Un successo clamoroso

A solo un anno dall’uscita del gioco, venivano vendute 35.000 copie del gioco a settimana negli Stati Uniti, a un costo di due dollari per copia. Parkers Brothers si accordò per versioni “locali” del gioco e la prima fu quella ambientata a Londra, in cui cambiavano i nomi delle strade e delle proprietà.

Le differenze principali tra le regole USA e quelle italiane

Nell'edizione italiana vengono distribuiti contratti casualmente all'inizio e la disponibilità di denaro è superiore all'edizione americana, ma anche queste regole sono ormai parte del passato. Da quando il gioco è diventato Monopoly anche da noi, le regole sono quelle utilizzate in tutto il mondo. Altra differenza che non esiste più sono le pedine in legno. I famosi fiaschetto, funghetto, candela e via dicendo sono oggi sostituiti dai segnalini in metallo dell'edizione americana.

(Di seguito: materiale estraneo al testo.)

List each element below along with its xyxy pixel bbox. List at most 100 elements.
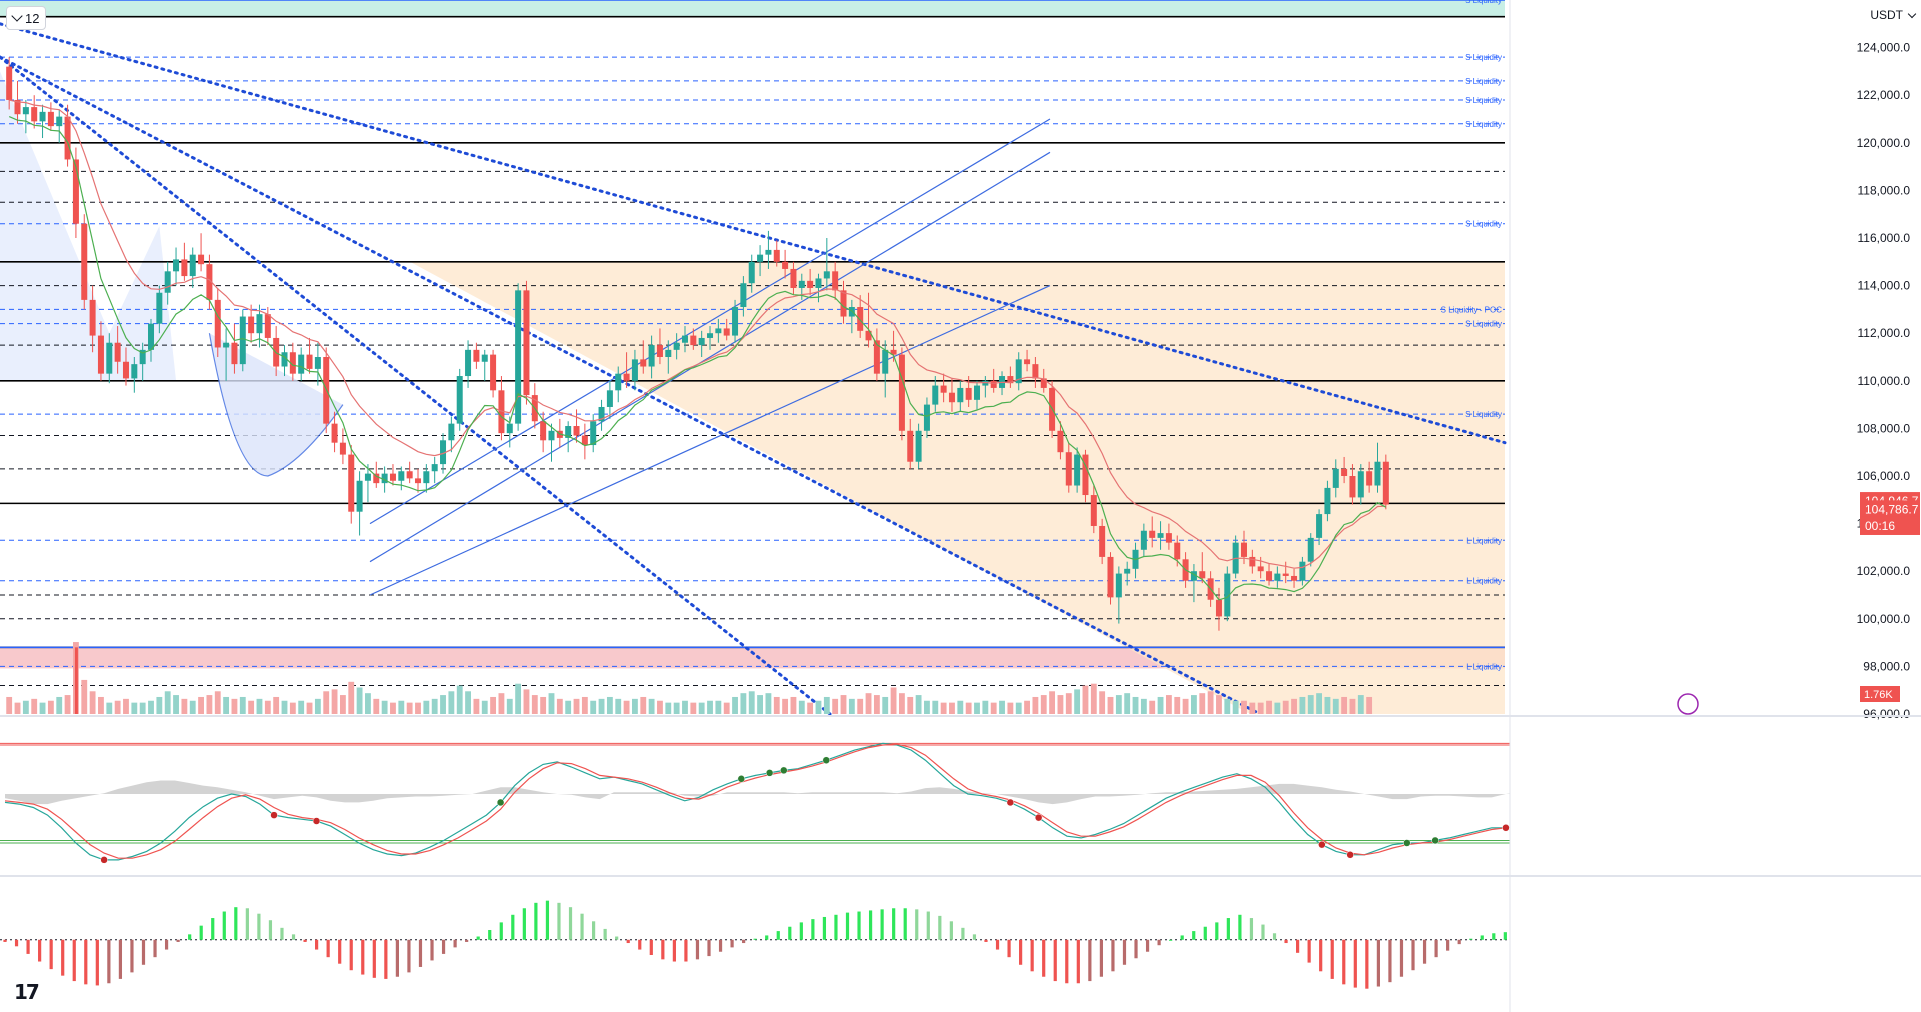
candle[interactable]: [1065, 442, 1072, 493]
candle[interactable]: [732, 299, 739, 343]
candle[interactable]: [1024, 349, 1031, 372]
candle[interactable]: [723, 318, 730, 341]
candle[interactable]: [1040, 368, 1047, 393]
candle[interactable]: [1282, 561, 1289, 584]
candle[interactable]: [47, 102, 54, 131]
candle[interactable]: [665, 340, 672, 374]
candle[interactable]: [72, 147, 79, 238]
candle[interactable]: [1074, 447, 1081, 493]
candle[interactable]: [281, 345, 288, 377]
candle[interactable]: [698, 330, 705, 357]
candle[interactable]: [1199, 552, 1206, 584]
candle[interactable]: [106, 333, 113, 384]
candle[interactable]: [773, 240, 780, 267]
candle[interactable]: [940, 373, 947, 403]
candle[interactable]: [1291, 568, 1298, 588]
candle[interactable]: [1307, 533, 1314, 567]
candle[interactable]: [623, 352, 630, 388]
candle[interactable]: [907, 418, 914, 469]
candle[interactable]: [948, 378, 955, 412]
candle[interactable]: [1366, 461, 1373, 493]
candle[interactable]: [1374, 442, 1381, 493]
candle[interactable]: [1332, 459, 1339, 498]
candle[interactable]: [298, 347, 305, 381]
candle[interactable]: [1032, 357, 1039, 388]
candle[interactable]: [832, 261, 839, 300]
candle[interactable]: [1324, 480, 1331, 522]
candle[interactable]: [782, 249, 789, 279]
candle[interactable]: [740, 276, 747, 317]
candle[interactable]: [1190, 564, 1197, 603]
candle[interactable]: [1007, 366, 1014, 388]
candle[interactable]: [898, 347, 905, 441]
candles[interactable]: [6, 57, 1389, 714]
alert-icon[interactable]: [1677, 693, 1699, 715]
candle[interactable]: [765, 230, 772, 269]
candle[interactable]: [548, 423, 555, 462]
candle[interactable]: [965, 376, 972, 407]
candle[interactable]: [640, 340, 647, 374]
candle[interactable]: [1357, 464, 1364, 505]
candle[interactable]: [498, 376, 505, 441]
candle[interactable]: [540, 411, 547, 453]
candle[interactable]: [39, 104, 46, 139]
candle[interactable]: [915, 423, 922, 469]
candle[interactable]: [448, 416, 455, 453]
candle[interactable]: [131, 357, 138, 393]
candle[interactable]: [173, 247, 180, 286]
candle[interactable]: [982, 376, 989, 398]
candle[interactable]: [1115, 566, 1122, 624]
candle[interactable]: [389, 464, 396, 486]
candle[interactable]: [1341, 456, 1348, 484]
candle[interactable]: [156, 285, 163, 334]
candle[interactable]: [339, 428, 346, 465]
candle[interactable]: [364, 464, 371, 503]
candle[interactable]: [523, 280, 530, 405]
candle[interactable]: [373, 461, 380, 488]
candle[interactable]: [97, 321, 104, 381]
candle[interactable]: [6, 57, 13, 110]
candle[interactable]: [757, 245, 764, 277]
candle[interactable]: [22, 99, 29, 134]
candle[interactable]: [181, 242, 188, 281]
candle[interactable]: [1082, 449, 1089, 503]
candle[interactable]: [990, 368, 997, 393]
candle[interactable]: [1057, 421, 1064, 460]
candle[interactable]: [331, 411, 338, 453]
candle[interactable]: [56, 109, 63, 143]
candle[interactable]: [1382, 454, 1389, 510]
candle[interactable]: [823, 238, 830, 291]
candle[interactable]: [1249, 549, 1256, 574]
candle[interactable]: [81, 214, 88, 310]
candle[interactable]: [1149, 516, 1156, 548]
candle[interactable]: [414, 468, 422, 493]
candle[interactable]: [857, 295, 864, 338]
candle[interactable]: [1157, 521, 1164, 550]
candle[interactable]: [656, 328, 663, 365]
candle[interactable]: [214, 287, 221, 357]
candle[interactable]: [314, 342, 321, 386]
tradingview-logo-icon[interactable]: 17: [14, 980, 40, 1004]
candle[interactable]: [748, 254, 755, 293]
candle[interactable]: [556, 418, 563, 448]
candle[interactable]: [923, 397, 930, 438]
main-pane[interactable]: S Liquidity S Liquidity S Liquidity S Liqui…: [0, 0, 1843, 716]
candle[interactable]: [1107, 552, 1114, 605]
candle[interactable]: [790, 261, 797, 296]
candle[interactable]: [865, 292, 872, 348]
interval-selector[interactable]: 12: [6, 6, 47, 30]
candle[interactable]: [1165, 523, 1172, 550]
candle[interactable]: [473, 342, 480, 369]
candle[interactable]: [573, 409, 580, 443]
candle[interactable]: [114, 326, 121, 374]
candle[interactable]: [598, 399, 605, 431]
candle[interactable]: [139, 342, 146, 381]
candle[interactable]: [1140, 523, 1147, 557]
candle[interactable]: [807, 268, 814, 296]
candle[interactable]: [1124, 561, 1131, 586]
candle[interactable]: [256, 304, 263, 348]
candle[interactable]: [481, 349, 488, 381]
candle[interactable]: [348, 445, 355, 524]
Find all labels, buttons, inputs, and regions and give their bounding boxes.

Il tabellone inconfondibile

Ci sono 40 “spazi” nel tabellone del Monopoly, e 28 proprietà – 22 strade “colorate”, quattro stazioni ferroviarie e due spazi per l’azienda elettrica e quella idrica. In una edizione standard del gioco, troverete 32 case, 12 hotel e un totale di 20,580 dollari.

Un gioco brandizzato

A oggi, esistono oltre 300 versioni di Monopoly diverse, che hanno per soggetto brand di ogni tipo, tra cui Game of Thrones, Star Wars, Harry Potter, Star Trek, Jurassic Park, Spiderman, The Walking Dead, 007 e Cars.

È anche videogame!

Esistono versioni giocabili su console, PC e dispositivi mobile: così, potete farvi una partita a Monopoly sia sul televisore di casa, in ufficio in pausa pranzo o ovunque voi siate sul vostro smartphone!

Il Monopoly tutto vostro

L’edizione My Monopoly (uscita nel 2015) permette di personalizzare proprietà e giocatori con foto e selfie che vi scattate da soli.

I Monopoly più recenti #1

Questo Natale troverete due nuove edizioni del Monopoly. La prima è dedicata al 40° anniversario di Star Wars, proprio in tempo per una partita dopo aver visto il nuovo Episodio VIII!

I Monopoly più recenti #2

L’altro è Monopoly Gamer, in cui si gioca nel mondo di Super Mario e i personaggi che controllerete hanno dei poteri speciali e combattono delle “battaglie” contro i boss di fine livello.